Coastal Media Hybrid Truck Helps Fox Sports Boost Spring-Training Coverage, Cut Costs

There is a noticeable difference in Fox Sports West’s coverage of Los Angeles Angels of Anaheim spring training this season: There’s a lot more of it.

After broadcasting just a handful of live spring-training games in seasons past, Fox Sports West is producing a dozen home games this year live from Tempe, AZ. The challenge comes with producing that many baseball games on a shoestring budget, which is why Fox Sports West brought in Coastal Media Group and its hybrid production/SNG truck.

“In the words of one [Fox Sports] director, the Angels wanted Fox Sports to do all their home games for the same price as they did three traditional [regular-season] games,” says Bob Adler, president/CEO of Coastal Media. “That’s where we came in.”

Coastal Media’s Truck 1 is being used to produce the games as well as provide Ku-band transmission for Fox Sports West. Using a hybrid truck for baseball is nothing new (MLB Advanced Media has produced several games in this fashion dating back to 2007), but this marks the first time in Adler’s memory that a regional sports network has used a single hybrid truck for a production on the level of a Major League Baseball game.

“I don’t think any [RSNs] have done baseball with a hybrid truck before,” he says. “There are only four or five trucks in the country that can do this — that are small hybrid HD production trucks but can still do a show like this. The truck costs about a third of what they spend on a traditional game. This way, you can still do the games and not bust your wallet.”

A Look Inside Truck 1

The truck, which is HD-capable but delivering the Angels games in standard definition, is manned by a Fox Sports West production crew and runs on a FOR-A 12 input HD/SD HVS-300HS switcher. A FoxBox is used for the basic graphics needed in the production. Rather than a traditional EVS server, Coastal Media’s truck uses an Abekas Mira four-channel server, which represents substantial budgetary savings.

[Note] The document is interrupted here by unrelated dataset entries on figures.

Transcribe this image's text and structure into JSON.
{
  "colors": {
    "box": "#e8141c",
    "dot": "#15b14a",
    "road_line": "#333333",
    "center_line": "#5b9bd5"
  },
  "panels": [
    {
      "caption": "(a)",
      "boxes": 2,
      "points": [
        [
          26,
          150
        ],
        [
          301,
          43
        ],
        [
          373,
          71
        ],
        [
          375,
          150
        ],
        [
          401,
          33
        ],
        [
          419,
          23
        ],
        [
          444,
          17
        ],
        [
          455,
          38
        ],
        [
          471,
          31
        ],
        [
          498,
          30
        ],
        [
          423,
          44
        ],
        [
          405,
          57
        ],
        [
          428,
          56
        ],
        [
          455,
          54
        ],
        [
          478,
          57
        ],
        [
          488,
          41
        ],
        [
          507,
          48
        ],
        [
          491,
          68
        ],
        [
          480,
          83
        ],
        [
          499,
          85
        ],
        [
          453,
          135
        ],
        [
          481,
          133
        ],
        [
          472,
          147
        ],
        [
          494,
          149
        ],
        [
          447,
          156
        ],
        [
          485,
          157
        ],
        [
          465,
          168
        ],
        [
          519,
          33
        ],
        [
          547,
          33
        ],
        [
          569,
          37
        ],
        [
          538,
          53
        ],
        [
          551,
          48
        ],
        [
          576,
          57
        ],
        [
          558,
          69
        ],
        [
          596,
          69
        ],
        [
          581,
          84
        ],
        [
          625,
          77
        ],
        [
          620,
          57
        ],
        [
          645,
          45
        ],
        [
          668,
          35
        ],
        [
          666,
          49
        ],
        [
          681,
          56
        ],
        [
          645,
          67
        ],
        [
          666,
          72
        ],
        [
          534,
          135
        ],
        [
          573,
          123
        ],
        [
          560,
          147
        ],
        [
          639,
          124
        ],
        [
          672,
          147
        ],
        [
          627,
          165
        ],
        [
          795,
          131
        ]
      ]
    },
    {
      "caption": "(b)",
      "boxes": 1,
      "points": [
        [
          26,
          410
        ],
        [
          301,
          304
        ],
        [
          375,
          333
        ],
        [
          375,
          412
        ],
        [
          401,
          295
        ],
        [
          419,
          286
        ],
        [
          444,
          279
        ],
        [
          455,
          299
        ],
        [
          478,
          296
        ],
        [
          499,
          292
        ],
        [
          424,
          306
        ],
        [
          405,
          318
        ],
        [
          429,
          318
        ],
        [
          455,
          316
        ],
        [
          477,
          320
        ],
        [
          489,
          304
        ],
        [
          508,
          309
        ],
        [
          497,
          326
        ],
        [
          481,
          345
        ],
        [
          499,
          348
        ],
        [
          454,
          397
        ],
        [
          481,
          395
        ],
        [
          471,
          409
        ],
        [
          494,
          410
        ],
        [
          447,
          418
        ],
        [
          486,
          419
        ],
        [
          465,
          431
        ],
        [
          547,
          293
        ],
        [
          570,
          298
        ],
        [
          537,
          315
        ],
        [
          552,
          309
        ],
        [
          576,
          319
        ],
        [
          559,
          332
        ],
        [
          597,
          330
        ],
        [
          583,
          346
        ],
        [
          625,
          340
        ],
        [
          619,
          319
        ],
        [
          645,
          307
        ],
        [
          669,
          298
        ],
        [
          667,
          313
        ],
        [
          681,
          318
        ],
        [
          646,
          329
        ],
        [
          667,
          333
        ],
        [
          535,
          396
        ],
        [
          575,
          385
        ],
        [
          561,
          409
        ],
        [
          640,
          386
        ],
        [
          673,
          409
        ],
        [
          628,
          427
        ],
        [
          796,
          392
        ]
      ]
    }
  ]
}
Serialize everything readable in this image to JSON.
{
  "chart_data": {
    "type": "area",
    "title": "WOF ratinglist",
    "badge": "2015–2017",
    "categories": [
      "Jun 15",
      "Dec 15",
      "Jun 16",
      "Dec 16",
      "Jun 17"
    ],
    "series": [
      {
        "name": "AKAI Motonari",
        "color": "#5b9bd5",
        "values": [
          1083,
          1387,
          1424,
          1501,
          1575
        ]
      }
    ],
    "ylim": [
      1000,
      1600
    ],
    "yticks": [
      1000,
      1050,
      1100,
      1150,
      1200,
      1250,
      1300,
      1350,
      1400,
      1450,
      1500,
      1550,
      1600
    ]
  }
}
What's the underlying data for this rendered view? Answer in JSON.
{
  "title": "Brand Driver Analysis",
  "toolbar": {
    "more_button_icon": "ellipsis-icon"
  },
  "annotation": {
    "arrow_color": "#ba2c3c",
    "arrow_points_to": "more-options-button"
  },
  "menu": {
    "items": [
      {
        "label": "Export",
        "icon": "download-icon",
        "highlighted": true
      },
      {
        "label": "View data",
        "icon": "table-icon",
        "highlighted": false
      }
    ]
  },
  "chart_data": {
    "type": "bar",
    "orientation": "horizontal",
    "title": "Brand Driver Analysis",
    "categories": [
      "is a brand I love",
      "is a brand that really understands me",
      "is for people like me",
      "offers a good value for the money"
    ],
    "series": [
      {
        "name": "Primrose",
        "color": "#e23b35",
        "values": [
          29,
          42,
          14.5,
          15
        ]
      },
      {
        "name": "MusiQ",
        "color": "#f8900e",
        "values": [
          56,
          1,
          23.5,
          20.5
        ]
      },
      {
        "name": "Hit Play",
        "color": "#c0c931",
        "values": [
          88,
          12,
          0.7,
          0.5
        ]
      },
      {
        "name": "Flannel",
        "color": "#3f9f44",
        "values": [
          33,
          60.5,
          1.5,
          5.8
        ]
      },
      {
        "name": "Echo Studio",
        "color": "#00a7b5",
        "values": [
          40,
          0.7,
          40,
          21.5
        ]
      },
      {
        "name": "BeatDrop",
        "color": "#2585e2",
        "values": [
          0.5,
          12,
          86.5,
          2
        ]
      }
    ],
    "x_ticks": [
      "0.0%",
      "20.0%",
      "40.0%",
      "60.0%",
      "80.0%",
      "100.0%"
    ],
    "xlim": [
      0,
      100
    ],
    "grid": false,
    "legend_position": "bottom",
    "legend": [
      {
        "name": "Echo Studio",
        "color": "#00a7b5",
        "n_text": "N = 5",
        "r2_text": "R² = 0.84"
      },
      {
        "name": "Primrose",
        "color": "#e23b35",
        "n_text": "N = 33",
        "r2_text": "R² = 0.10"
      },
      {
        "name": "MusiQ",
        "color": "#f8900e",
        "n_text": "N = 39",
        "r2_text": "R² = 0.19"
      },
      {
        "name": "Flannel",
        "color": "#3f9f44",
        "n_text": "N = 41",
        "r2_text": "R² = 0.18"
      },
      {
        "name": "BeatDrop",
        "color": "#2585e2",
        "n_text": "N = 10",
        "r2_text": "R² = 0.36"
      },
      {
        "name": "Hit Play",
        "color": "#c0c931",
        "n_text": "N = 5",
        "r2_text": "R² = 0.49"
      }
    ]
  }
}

“It’s not an EVS; however, it does have a number of the functionalities of an EVS, such as instant replay,” says Adler. “The Abekas-Mira, including the controller, is about a $40,000 box; an EVS is about a $230,000 box.”

Making Four Cameras Look Like Eight

Each of the dozen games produced is a four-camera shoot (although the truck is capable of five) using JVC GY-HD250 camcorders dummied down for SD, with cameras positioned at low first base, high third base, high home plate, and in the outfield. This represents a considerable drop from a typical MLB production, but Adler is confident that the effect on the viewer is minimal.

“When you watch one of these games, I challenge you to tell me that the viewer at home really notices much of a difference,” says Adler. “If I sit there with you and remind you that you haven’t, for example, seen the announcers all game, then yes, you’ll realize it. But if you watch the games as a layman, you won’t be able to tell.”

The Effects of Simulcasting

Instead of deploying the Angels’ regular TV team in the announcers booth, Fox Sports West uses the KLAA radio broadcast, featuring Terry Smith and Jose Mota. Any director who has worked a simulcast game knows that this creates a whole new dynamic in the truck.

“It’s simulcast. That means the director has to really pay attention to what the radio guys are doing,” says Adler. “The radio announcers are playing to radio, not video, so the director has to try to make the show look like what the radio guys are talking about rather than the other way around.”

Fiber Capabilities

The truck is also equipped with 4,000 ft. of fiber-optic cable, which came in handy at the Angels spring-training ballpark, Tempe Diablo Stadium, where there is no fiber infrastructure to speak of.

“Tempe is not equipped, so we had to run pretty much everything,” says Adler. “The truck is located behind center field. To get to the third-base [camera], we couldn’t run fiber around the left-field side because there is a grass general-admission area out there. So we had to run cable the long way around to get to third base.”

Perfect for Spring Training

Although Coastal Media’s hybrid truck may not be handling regular-season MLB games anytime soon, Adler believes it provides the perfect solution for second-tier shows, ranging from spring-training baseball to college volleyball and high school sports.

“There will be some people that won’t be satisfied because there aren’t enough bells and whistles on the truck,” Adler says. “But, for this kind of project, you couldn’t get anything better.”